Im internationalen Vergleich wird diese Erkenntnis bedauerlicherweise nicht überall geteilt. In den letzten Wochen erst wurde dies wieder deutlich. Der Attentäter auf den Bostoner Marathon vom 15.4.2013, Zarnajew, wurde von einem Geschworenengericht in Boston zum Tode verurteilt. Dabei hatte der Bundesstaat Massachusetts bereits 1982 die Kapitalstrafe abgeschafft. Nur, dieser Fall wurde vor einem Bundesgericht verhandelt und von der US-Regierung in Washington selbst angeklagt. Diese darf auf Todesstrafe plädieren. Die neue US-amerikanische Justizministerin Loretta Lynch bezeichnete die Strafe dann auch als angemessen. Allerdings fand das Urteil nicht nur im vergleichsweise liberalen Massachusetts, sondern insbesondere auch im Kreise der Hinterbliebenen nicht nur Zustimmung.

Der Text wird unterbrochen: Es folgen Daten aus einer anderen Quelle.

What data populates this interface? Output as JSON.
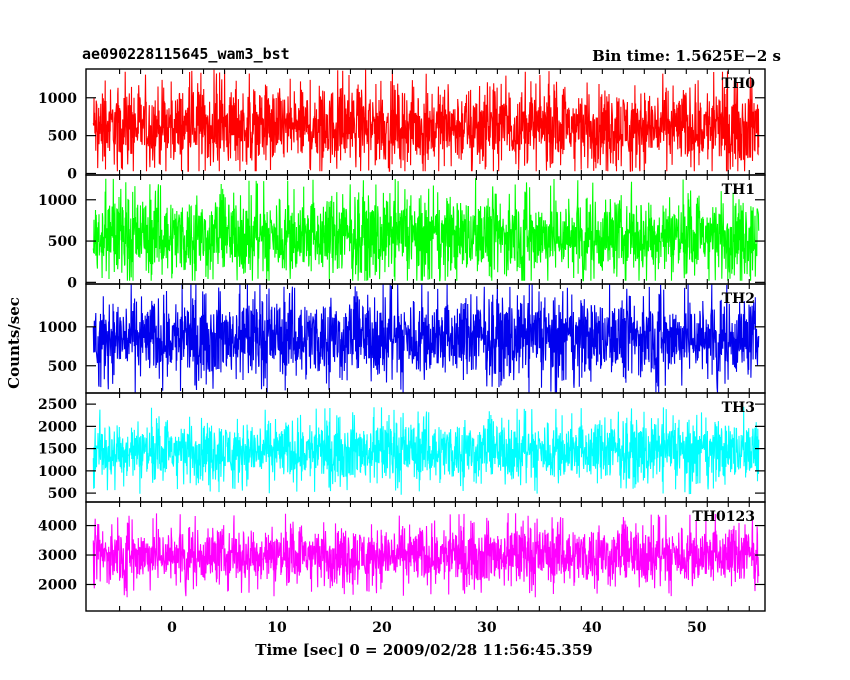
{
  "chart_data": {
    "type": "line",
    "title_left": "ae090228115645_wam3_bst",
    "title_right": "Bin time: 1.5625E−2 s",
    "xlabel": "Time [sec] 0 = 2009/02/28 11:56:45.359",
    "ylabel": "Counts/sec",
    "xlim": [
      -8.2,
      56.5
    ],
    "x_ticks": [
      0,
      10,
      20,
      30,
      40,
      50
    ],
    "x_tick_labels": [
      "0",
      "10",
      "20",
      "30",
      "40",
      "50"
    ],
    "data_range": [
      -7.5,
      55.9
    ],
    "panels": [
      {
        "name": "TH0",
        "color": "#ff0000",
        "ylim": [
          -20,
          1380
        ],
        "y_ticks": [
          0,
          500,
          1000
        ],
        "y_tick_labels": [
          "0",
          "500",
          "1000"
        ],
        "baseline": 620,
        "spread": 470,
        "min": 30,
        "max": 1380
      },
      {
        "name": "TH1",
        "color": "#00ff00",
        "ylim": [
          -20,
          1300
        ],
        "y_ticks": [
          0,
          500,
          1000
        ],
        "y_tick_labels": [
          "0",
          "500",
          "1000"
        ],
        "baseline": 560,
        "spread": 440,
        "min": 20,
        "max": 1300
      },
      {
        "name": "TH2",
        "color": "#0000ee",
        "ylim": [
          150,
          1550
        ],
        "y_ticks": [
          500,
          1000
        ],
        "y_tick_labels": [
          "500",
          "1000"
        ],
        "baseline": 860,
        "spread": 460,
        "min": 150,
        "max": 1550
      },
      {
        "name": "TH3",
        "color": "#00ffff",
        "ylim": [
          300,
          2750
        ],
        "y_ticks": [
          500,
          1000,
          1500,
          2000,
          2500
        ],
        "y_tick_labels": [
          "500",
          "1000",
          "1500",
          "2000",
          "2500"
        ],
        "baseline": 1450,
        "spread": 620,
        "min": 350,
        "max": 2700
      },
      {
        "name": "TH0123",
        "color": "#ff00ff",
        "ylim": [
          1100,
          4800
        ],
        "y_ticks": [
          2000,
          3000,
          4000
        ],
        "y_tick_labels": [
          "2000",
          "3000",
          "4000"
        ],
        "baseline": 3000,
        "spread": 900,
        "min": 1150,
        "max": 4700
      }
    ]
  }
}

In einem Massenprozess gegen den ägyptischen Ex-Präsidenten Mohammed Mursi und weitere 106 Muslimbrüder wurden alle Angeklagten zum Tode verurteilt. Hier war die internationale Kritik – auch seitens der US-Regierung – groß, aber weniger wegen der Strafen als wegen der Rechtsstaatlichkeit des Verfahrens und wegen des Verdachts eines rein politischen Prozesses.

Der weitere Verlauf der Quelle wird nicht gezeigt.